Nicht nur Facebook-Nutzer betroffen

Die neue Studie zeigt jedoch auch, dass von der Beobachtung des Surfverhaltens nicht eingeloggte Benutzer ebenso betroffen sind. „Auch die Internet-Aktivität von Menschen, die selbst nicht auf den Plattformen angemeldet sind, kann beobachtet werden“, so Ullrich.

Um Konsumentenprofile zu erstellen, benutzen die Plattformen sogenannte Tracker, die zum Beispiel über Like-, Share- oder Login-Buttons automatisch geladen werden – unabhängig davon, ob die erfasste Person selbst bei der Plattform angemeldet ist oder ob dieser Button geklickt wird.

Theoretisch können Internetnutzer seit der Einführung der Datenschutz-Grundverordnung (DSGVO) dem Speichern von Trackern bei der allgegenwärtigen Cookie-Abfrage auf Webseiten widersprechen, bisherige Untersuchungen haben jedoch gezeigt, dass nur wenige von dieser Möglichkeit Gebrauch machen und die meist lästigen Fenster schnell wegklicken, was einer Zustimmung gleichkommt. Doch auch der Klick auf „alles ablehnen“, sofern angeboten, lässt bestimmte (Werbe-)Cookies aus „berechtigtem Interesse“ zu.

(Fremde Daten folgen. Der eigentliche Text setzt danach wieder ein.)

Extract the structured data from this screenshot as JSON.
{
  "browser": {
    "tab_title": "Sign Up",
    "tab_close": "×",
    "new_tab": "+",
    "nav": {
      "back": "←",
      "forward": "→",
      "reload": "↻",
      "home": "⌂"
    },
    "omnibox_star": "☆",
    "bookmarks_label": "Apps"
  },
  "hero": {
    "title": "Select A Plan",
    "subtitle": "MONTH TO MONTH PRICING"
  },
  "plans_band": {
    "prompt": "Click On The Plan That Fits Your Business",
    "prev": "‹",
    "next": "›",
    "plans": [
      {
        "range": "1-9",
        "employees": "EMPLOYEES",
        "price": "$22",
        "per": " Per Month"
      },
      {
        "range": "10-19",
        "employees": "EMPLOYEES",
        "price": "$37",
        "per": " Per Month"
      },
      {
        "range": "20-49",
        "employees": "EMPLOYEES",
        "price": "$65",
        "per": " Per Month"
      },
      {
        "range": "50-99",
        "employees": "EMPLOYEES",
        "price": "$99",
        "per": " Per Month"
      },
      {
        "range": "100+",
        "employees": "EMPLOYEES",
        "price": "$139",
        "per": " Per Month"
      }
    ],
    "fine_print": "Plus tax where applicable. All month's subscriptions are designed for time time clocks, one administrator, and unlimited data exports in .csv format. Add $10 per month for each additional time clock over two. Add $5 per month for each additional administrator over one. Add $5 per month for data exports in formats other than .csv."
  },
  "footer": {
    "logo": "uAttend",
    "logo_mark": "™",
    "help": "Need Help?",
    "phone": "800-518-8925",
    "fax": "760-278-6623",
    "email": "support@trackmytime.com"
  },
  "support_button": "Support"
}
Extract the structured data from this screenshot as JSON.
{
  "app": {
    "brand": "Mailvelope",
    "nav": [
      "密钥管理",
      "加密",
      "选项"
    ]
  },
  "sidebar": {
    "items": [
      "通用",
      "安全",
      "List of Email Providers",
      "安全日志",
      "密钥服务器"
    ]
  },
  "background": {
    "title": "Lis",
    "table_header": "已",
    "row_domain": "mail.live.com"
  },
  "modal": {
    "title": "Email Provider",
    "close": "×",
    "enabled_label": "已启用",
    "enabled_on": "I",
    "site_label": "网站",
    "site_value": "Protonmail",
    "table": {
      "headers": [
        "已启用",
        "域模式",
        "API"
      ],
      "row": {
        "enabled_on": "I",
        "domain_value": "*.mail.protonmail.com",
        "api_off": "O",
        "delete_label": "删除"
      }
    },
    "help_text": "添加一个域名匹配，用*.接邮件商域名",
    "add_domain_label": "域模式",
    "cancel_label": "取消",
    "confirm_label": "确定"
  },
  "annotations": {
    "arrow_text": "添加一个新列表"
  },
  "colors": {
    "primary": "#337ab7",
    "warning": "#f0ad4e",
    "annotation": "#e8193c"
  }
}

Alter, Geschlecht und Bildungsniveau – ein Milliardengeschäft

„Durch den Vergleich mit Daten von angemeldeten Personen können auch über Nicht-Nutzer Konsumentenprofile angelegt werden, die die Plattformen oder Dritte für gezielte Werbung nutzen können.“ So könnte Facebook die von seinen Anwendern besuchten Seiten mit den bei Facebook hinterlegten Nutzerdaten verknüpfen und Rückschlüsse auf andere Besucher dieser Seiten ziehen.

Die Studie zeigt, dass mit dieser Methode demografische Eigenschaften wie Alter, Geschlecht oder das Bildungsniveau von Nicht-Nutzern der Plattformen mit bis zu 65-prozentiger Sicherheit korrekt eingeordnet werden können.

Der Umsatz von Meta, Facebooks Mutterkonzern, hat sich von 153 Millionen US-Dollar seit der Gründung von Facebook im Jahr 2007 rapide gesteigert. 2021 lag er bereits bei 117.929 Millionen – knapp 118 Milliarden – US-Dollar. Damit hat sich der Umsatz in 14 Jahren fast verachthundertfacht.

Aufsichtsbehörden unterbesetzt

„Die aktuell von der Europäischen Kommission geplanten Neuregelungen im Digital Markets Act und im Digital Services Act könnte Verstöße gegen Datenschutzrichtlinien stärker sanktionieren“, prognostiziert DIW-Forscher Ullrich. „Damit die Regeln aber auch umgesetzt werden können, braucht es eine angemessene personelle Ausstattung der Aufsichtsbehörden.“

Ob dies den Datenhunger von Facebook, Google, Amazon, TikTok und Co. aber in Zaum halten kann und helfen wird, weitere Gesetzesübertretungen zu verhindern, ist eher unwahrscheinlich.

Ulrich schlägt daher vor, unabhängige Datentreuhänder einzusetzen. Diese könnten mit expliziter Zustimmung der Nutzer Daten sammeln und diese nach transparenten Richtlinien an Werbetreibende weitergeben. So würden „für Internetnutzer durchaus auch nützliche gezielte Werbeschaltung mit dem erwünschten Datenschutz verbunden werden“.